Monday, September 12, 2005

On Open Source and Employment

The open source movement seeks to eliminate proprietary software and replace it with programs in which anyone can access, modify, and improve the code. The Linux operating system and the Firefox browser (which I'm using right now) are two examples of highly successful open source projects. Both of these examples have user bases which are growing exponentially, since they (and many other open source programs) provide viable alternatives to the overpriced, frequently unstable software available from large, private software vendors.

One such private software company, a 900-pound gorilla named Microsoft, made the mistake of offering a job to one of the leading figures in the open source movement, hacker historian and coder Eric Raymond.

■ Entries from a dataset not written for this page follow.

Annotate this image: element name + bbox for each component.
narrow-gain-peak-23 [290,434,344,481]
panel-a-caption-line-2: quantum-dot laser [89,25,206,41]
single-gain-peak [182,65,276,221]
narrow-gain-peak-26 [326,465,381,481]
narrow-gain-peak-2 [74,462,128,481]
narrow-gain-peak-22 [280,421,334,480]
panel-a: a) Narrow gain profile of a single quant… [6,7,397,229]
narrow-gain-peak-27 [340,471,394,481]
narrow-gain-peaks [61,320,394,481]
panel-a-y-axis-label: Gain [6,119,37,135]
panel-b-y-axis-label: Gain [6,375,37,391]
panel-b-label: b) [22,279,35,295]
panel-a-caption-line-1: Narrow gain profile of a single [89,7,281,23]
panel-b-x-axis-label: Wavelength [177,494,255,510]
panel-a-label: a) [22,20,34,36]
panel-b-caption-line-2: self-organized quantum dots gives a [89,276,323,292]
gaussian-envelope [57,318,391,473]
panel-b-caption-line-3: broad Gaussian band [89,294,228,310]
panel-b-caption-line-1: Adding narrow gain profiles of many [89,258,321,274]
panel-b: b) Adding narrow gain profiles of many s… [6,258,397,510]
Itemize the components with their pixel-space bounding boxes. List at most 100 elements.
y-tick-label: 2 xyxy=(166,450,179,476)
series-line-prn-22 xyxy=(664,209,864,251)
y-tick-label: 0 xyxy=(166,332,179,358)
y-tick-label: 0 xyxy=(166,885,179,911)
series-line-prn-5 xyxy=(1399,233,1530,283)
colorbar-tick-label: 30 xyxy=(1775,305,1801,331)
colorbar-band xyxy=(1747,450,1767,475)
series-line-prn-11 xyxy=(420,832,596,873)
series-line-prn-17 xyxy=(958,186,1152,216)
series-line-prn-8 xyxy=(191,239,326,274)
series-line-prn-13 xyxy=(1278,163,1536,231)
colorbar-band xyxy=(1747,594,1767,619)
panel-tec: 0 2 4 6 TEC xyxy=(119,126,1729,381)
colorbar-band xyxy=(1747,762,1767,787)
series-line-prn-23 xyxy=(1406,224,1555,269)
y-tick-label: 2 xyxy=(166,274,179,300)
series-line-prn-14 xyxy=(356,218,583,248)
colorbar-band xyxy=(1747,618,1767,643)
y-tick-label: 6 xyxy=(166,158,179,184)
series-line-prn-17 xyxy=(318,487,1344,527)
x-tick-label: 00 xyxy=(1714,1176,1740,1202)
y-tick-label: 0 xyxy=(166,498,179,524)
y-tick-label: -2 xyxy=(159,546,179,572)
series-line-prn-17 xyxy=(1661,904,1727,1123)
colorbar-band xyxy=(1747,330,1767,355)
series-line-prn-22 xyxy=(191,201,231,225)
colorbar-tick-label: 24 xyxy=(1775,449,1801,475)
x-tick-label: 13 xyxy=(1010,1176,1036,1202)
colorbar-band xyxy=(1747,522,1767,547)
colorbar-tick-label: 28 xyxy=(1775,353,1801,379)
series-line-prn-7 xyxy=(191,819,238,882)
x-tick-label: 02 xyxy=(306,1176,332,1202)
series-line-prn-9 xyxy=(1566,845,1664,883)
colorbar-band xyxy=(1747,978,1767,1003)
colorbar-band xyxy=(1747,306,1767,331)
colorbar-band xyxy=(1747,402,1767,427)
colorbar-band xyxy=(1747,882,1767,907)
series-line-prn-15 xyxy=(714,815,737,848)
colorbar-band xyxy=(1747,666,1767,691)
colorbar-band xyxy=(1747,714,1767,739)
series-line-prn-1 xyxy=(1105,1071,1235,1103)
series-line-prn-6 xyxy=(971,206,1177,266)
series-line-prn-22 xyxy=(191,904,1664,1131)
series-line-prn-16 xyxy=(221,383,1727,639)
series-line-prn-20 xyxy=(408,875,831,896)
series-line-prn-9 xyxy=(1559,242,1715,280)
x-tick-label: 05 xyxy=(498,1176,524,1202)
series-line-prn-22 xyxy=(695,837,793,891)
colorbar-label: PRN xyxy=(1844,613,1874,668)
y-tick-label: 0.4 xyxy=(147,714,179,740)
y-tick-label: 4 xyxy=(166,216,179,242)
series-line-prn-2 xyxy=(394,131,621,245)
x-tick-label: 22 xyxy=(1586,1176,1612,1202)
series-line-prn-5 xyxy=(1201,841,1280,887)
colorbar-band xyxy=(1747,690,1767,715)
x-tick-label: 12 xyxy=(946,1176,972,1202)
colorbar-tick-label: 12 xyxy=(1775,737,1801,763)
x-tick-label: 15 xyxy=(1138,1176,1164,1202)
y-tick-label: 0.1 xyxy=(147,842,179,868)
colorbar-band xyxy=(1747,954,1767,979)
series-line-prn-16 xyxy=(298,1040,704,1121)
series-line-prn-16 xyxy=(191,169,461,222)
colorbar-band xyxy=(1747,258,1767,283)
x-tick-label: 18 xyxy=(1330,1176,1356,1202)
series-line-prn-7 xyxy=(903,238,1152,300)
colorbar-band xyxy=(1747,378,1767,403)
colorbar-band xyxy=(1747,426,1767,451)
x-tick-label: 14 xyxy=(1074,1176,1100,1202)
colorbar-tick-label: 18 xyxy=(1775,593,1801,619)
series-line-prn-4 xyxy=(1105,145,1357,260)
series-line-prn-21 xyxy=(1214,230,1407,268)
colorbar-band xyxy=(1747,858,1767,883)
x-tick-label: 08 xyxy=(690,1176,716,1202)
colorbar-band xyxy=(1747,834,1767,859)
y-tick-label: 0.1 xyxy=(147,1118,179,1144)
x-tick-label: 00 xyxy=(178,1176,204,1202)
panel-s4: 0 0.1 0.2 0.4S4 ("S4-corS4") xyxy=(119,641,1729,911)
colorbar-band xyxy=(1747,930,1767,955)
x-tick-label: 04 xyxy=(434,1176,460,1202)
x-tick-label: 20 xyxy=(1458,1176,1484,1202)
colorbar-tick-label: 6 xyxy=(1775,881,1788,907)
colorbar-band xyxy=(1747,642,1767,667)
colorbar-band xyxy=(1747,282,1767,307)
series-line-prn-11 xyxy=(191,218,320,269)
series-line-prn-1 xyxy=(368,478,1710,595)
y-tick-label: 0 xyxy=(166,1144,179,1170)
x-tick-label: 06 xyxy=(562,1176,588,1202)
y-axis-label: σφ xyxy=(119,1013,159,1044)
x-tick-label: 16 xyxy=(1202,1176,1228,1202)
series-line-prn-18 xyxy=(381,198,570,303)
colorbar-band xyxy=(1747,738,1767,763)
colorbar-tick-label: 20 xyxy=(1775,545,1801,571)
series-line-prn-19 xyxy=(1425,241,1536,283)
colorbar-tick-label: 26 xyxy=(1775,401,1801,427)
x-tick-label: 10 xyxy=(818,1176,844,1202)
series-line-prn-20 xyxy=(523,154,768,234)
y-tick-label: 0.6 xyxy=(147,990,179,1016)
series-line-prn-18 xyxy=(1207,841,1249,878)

Raymond posted the job offer, along with the response, on his Armed and Dangerous blog, and it's quite hilarious:

I’d thank you for your offer of employment at Microsoft, except
that it indicates that either you or your research team (or both)
couldn’t get a clue if it were pounded into you with baseball bats.

Raymond goes on to expound on why he might not be the number one choice for the job, then ends with:

...I must thank you for dropping a good joke on my afternoon. On
that hopefully not too far distant day that I piss on Microsoft’s
grave, I sincerely hope none of it will splash on you.

Thanks -- once again! -- to Grow-a-Brain for the link.


Sorry for the light posting schedule; I've been without evening Internet access for the past week or so and it looks like it will continue for a while. It seems the cable coming into my new apartment is too weak to sustain an Internet signal, so I need to either 1. convince my landlord to lay a new cable or figure out what's up with the old one, or 2. go back to DSL and decide whether to keep the cable TV service if I can't also have cable Internet. Since I've become an E True Hollywood Story junkie (and a Daily Show junkie and an IFC junkie, and...), I'm loathe to give up this embarrassment of riches, in any case.